If WotC does an East Asia supplement, they will probably focus on one culture, or at least a handful that are very related. You can do China, Korea and Japan in one because although all are distinct, they are all heavily influenced by one another (especially in their feudal eras).

Doing fantasy India and China in one book isn't going to work well though, those are pretty distinct.
 

Azzy

ᚳᚣᚾᛖᚹᚢᛚᚠ
Or it's like doing a tour of Lichenstein and visiting Lichenstein.

No, it most assertively is not.

Most of "fantasy Europe" is actually "fantasy England" and that's fine. I mean, when's the last time your fantasy Europe included anything like Albania or Hungary?

More like Western Europe—from Itallian citystates like the City of Greyhawk and Waterdeep, to Hundred Years War England and France, the Holy Roman Empire, Vikings, etc. Plus, we even get non-European influences from the Middle East, plus civilisations from antiquity, like the Romans, Celts, Egypt, Mesopotamia, etc. Then there's a whole slew of non-historical/non-mythological things like tieflings, dragonborn.

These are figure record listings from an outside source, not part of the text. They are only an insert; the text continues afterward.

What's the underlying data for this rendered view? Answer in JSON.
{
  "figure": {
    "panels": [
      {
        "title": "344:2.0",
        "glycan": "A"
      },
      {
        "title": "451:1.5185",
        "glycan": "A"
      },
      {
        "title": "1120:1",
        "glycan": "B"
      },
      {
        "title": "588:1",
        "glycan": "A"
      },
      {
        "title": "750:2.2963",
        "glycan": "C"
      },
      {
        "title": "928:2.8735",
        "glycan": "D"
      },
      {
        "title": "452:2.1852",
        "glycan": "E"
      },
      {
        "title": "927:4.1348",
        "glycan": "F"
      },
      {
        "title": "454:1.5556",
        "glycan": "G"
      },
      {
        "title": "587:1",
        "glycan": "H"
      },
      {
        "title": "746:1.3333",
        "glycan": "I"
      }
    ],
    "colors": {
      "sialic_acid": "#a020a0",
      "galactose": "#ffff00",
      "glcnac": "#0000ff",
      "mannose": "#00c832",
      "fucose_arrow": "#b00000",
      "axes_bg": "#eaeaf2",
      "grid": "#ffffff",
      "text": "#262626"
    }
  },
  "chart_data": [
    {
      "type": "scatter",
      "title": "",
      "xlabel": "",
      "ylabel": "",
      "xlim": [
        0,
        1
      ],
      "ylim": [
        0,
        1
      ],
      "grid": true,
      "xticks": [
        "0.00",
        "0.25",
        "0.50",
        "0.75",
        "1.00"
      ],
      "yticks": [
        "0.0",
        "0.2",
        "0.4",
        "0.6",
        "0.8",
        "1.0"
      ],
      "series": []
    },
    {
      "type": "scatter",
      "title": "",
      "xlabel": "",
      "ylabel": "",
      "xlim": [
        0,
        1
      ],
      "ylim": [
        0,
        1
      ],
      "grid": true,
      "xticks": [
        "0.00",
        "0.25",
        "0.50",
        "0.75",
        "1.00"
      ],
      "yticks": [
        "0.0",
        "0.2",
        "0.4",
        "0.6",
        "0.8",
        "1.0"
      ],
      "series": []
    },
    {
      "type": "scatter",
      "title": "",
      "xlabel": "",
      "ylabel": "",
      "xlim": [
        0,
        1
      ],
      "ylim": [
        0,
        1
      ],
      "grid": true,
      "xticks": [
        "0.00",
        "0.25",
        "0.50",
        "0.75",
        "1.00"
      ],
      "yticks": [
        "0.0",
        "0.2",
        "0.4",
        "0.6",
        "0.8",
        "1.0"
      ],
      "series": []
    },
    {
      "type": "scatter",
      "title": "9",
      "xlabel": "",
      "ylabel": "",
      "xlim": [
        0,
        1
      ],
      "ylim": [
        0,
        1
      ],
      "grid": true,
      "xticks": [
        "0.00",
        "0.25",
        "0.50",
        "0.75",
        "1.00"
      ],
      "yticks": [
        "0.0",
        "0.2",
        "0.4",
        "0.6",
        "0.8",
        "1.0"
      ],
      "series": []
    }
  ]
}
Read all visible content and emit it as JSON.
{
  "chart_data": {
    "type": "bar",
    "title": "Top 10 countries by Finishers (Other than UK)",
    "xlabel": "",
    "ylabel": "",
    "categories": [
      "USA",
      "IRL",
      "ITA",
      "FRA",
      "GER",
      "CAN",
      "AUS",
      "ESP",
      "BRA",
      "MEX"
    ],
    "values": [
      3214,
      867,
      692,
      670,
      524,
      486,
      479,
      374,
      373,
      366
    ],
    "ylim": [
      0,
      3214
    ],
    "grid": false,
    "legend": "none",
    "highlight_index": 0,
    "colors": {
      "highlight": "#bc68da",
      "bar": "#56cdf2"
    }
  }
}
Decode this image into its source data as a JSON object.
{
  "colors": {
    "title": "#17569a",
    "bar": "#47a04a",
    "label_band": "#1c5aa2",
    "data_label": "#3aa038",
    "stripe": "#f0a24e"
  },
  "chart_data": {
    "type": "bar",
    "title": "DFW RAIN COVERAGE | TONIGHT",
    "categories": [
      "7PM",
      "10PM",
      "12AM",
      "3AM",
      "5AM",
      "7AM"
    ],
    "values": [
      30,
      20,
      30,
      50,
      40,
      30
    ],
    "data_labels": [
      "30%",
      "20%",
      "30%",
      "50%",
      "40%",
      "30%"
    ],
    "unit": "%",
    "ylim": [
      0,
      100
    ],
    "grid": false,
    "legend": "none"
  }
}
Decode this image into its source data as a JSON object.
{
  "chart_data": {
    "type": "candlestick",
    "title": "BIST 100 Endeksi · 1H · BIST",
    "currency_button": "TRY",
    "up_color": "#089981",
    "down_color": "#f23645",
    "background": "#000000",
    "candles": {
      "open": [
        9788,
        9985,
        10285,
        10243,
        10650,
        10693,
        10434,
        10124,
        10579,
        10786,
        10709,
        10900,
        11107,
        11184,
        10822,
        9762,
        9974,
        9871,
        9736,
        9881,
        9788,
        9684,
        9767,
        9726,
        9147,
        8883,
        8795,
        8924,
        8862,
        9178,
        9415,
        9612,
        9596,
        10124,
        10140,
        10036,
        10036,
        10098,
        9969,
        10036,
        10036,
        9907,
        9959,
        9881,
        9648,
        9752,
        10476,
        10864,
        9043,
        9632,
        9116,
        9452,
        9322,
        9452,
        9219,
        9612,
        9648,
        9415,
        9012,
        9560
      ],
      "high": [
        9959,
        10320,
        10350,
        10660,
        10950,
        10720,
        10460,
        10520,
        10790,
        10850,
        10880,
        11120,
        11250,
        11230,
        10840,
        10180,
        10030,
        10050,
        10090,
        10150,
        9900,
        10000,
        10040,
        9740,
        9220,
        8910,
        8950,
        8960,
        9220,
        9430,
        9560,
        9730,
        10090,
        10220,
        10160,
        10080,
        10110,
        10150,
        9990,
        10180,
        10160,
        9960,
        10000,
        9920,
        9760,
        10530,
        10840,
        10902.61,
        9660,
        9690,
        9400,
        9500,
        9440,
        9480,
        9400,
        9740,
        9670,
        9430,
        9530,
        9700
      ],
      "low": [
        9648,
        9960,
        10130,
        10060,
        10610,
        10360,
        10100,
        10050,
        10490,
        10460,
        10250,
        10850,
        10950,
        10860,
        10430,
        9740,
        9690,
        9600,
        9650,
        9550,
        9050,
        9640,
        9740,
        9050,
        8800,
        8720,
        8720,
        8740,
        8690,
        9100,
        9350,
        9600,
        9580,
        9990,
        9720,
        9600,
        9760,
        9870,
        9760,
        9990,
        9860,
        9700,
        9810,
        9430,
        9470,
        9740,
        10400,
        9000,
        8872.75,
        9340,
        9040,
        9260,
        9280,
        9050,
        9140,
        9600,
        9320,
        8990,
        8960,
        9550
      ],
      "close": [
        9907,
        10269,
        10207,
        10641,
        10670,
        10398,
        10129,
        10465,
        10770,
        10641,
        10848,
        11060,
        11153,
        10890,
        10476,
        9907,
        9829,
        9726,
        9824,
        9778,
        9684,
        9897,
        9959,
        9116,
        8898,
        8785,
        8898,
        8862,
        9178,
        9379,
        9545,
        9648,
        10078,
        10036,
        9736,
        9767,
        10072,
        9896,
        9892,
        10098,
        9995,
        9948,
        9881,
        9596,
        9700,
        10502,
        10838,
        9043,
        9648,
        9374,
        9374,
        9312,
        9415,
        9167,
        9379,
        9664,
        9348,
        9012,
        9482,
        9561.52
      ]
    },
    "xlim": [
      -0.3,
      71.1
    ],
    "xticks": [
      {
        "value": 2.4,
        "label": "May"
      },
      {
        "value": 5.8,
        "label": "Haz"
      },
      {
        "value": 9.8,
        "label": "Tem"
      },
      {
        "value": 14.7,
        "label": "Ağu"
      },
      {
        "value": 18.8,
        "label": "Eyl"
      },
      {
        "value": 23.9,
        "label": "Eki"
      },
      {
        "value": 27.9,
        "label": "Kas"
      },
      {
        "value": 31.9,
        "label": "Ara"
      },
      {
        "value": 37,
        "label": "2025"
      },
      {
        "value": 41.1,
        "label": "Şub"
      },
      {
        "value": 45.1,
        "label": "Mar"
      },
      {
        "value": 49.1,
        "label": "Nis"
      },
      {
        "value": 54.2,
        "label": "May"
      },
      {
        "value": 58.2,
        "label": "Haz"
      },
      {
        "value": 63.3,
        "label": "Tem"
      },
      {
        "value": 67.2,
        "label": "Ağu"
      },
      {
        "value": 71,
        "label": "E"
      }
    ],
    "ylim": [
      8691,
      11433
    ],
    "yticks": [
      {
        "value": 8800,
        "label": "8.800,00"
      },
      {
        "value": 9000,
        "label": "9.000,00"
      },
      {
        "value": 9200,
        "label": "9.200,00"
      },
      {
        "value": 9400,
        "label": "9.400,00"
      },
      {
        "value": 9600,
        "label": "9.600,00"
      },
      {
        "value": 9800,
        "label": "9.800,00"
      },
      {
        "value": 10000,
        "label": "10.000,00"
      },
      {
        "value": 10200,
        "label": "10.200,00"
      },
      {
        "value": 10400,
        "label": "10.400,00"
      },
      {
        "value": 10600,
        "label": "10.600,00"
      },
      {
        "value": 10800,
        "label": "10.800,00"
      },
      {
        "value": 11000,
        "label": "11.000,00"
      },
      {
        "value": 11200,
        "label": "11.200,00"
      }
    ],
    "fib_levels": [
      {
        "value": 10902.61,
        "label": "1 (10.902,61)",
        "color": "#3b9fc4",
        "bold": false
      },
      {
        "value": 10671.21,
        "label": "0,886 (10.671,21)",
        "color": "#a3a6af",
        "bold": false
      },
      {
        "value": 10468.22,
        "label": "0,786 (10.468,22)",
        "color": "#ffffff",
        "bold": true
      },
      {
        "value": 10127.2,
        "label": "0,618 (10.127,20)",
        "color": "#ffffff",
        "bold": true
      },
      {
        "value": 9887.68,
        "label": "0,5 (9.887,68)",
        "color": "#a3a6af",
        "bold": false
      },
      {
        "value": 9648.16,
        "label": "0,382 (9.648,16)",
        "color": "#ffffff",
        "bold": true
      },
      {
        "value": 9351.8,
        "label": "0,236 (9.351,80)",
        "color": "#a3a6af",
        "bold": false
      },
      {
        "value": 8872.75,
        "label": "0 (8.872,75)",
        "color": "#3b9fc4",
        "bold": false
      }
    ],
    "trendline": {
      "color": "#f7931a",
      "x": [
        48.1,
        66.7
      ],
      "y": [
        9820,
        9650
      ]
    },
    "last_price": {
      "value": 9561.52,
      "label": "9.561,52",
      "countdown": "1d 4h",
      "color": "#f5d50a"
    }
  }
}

There's nothing wrong with basing your fantasy East mostly on Japan.

Yeah? If you want it to be a hack. We've gotten that twice already (with both Oriental Adventures), it was boring and not well done. It's time to move on and a take a broader brush and give a smorgasboard to let DMs make the most of their East-Asian inspired campaigns rather than a narrow focus on a single culture that had only a limited impact on other cultures around them. I mean, if you had to go mono-cultural, you'd think that China would be your goto considering how much impact that it had on surrounding cultures and the wealth of history it brings.